Lares eram comumente representados como jovens dançando de túnica, com um copo de chifre (rhyton) em uma mão e uma taça (patera) na outra, muitas vezes ainda, acompanhados por serpentes fálicas simbólicas.


Penates

Os Penates (formalmente chamados de Di Penates) foram originalmente honrados como deuses da despensa, mas acabaram se tornando guardiões de toda a casa. Eles eram associados à Vesta, a deusa romana da lareira (equivalente à grega Héstia). A principal função dos Penates era garantir o bem-estar e a prosperidade da família. Cada casa tinha um santuário com imagens deles que eram cultuados na refeição da família e em ocasiões especiais. As ofertas eram de porções da refeição regular ou de bolos especiais, vinho, mel, incenso e, mais raramente, um sacrifício de sangue.

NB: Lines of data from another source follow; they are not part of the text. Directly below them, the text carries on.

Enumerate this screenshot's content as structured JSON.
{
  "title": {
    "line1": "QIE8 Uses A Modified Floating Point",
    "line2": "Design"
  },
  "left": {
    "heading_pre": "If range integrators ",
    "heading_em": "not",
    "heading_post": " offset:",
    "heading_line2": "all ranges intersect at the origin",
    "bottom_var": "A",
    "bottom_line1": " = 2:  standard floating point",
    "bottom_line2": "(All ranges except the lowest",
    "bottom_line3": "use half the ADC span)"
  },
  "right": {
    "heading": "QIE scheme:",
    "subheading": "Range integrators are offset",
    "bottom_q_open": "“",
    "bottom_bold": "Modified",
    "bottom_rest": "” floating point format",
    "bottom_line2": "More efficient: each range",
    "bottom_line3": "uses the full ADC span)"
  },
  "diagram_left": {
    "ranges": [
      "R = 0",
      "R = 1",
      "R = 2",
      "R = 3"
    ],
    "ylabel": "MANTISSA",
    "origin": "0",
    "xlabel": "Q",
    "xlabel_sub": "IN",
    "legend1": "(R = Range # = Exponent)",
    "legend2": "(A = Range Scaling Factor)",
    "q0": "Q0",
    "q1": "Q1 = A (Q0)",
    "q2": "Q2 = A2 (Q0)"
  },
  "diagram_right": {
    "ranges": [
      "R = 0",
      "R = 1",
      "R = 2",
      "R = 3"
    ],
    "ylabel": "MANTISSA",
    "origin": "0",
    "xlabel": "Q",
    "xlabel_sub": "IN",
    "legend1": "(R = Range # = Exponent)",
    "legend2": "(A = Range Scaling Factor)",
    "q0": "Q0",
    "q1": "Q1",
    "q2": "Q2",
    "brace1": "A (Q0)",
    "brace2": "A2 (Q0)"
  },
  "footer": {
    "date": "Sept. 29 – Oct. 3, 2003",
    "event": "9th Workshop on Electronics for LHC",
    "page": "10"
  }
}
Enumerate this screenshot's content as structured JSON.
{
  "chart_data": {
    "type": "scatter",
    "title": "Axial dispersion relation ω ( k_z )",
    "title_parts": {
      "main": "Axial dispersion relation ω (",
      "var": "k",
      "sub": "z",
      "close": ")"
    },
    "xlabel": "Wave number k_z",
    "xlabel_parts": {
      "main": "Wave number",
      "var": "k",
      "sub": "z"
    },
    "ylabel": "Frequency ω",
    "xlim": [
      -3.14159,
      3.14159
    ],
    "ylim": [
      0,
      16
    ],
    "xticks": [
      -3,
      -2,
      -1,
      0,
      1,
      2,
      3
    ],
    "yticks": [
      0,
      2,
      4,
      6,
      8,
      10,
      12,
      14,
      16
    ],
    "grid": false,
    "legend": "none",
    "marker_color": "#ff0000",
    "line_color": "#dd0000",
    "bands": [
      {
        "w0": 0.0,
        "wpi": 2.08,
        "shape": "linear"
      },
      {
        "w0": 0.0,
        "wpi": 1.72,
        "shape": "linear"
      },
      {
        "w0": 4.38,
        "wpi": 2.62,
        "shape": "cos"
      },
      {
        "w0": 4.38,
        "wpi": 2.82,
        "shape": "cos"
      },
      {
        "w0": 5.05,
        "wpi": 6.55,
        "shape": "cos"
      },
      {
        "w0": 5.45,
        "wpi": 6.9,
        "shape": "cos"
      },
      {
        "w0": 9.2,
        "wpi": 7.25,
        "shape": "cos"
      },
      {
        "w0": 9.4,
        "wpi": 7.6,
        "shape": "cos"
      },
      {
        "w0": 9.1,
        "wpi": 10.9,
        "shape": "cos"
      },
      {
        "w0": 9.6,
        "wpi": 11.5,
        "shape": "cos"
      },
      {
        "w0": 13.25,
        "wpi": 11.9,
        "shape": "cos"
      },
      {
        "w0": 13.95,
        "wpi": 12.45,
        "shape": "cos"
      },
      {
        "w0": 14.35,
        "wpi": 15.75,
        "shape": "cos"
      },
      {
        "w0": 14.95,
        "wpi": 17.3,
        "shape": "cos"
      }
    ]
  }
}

O Penates público, ou Penates publici, servia como guardião do Estado e como objeto do patriotismo romano. Segundo a lenda, eles já foram os deuses domésticos de Enéias, o ancestral mítico do povo romano.


Penates na Eneida

Na página 72, no meio do segundo parágrafo da Eneida de Virgílio, Enéas diz: "Agora você, Pai, tome os deuses de nossa casa ancestral, nossos símbolos sagrados. Não posso tocá-los sem pecado, até que eu lave minhas mãos em uma fonte viva, pois vindo direto da fúria da guerra, ainda tenho sangue fresco nelas.

Nesse trecho, Enéias esclarece a importância dos deuses domésticos para a família romana, pois ele até se refere a eles como "nossos símbolos sagrados ". Mesmo com o caos da queda de Tróia ao seu redor, Enéias e Anquises têm o cuidado de reunir os deuses e trazê-los durante sua fuga da cidade moribunda. Além disso, os deuses são tão sagrados para Enéias que ele não os tocará com sangue nas mãos. Sua família, como as outras famílias romanas, tinha muito respeito e reverência a esses deuses domésticos.

"Enéias fugindo de Tróia", pintura de Federico Barocci. Detalhe para Anquises trazendo em suas mãos  esculturas dos dois Penates da família.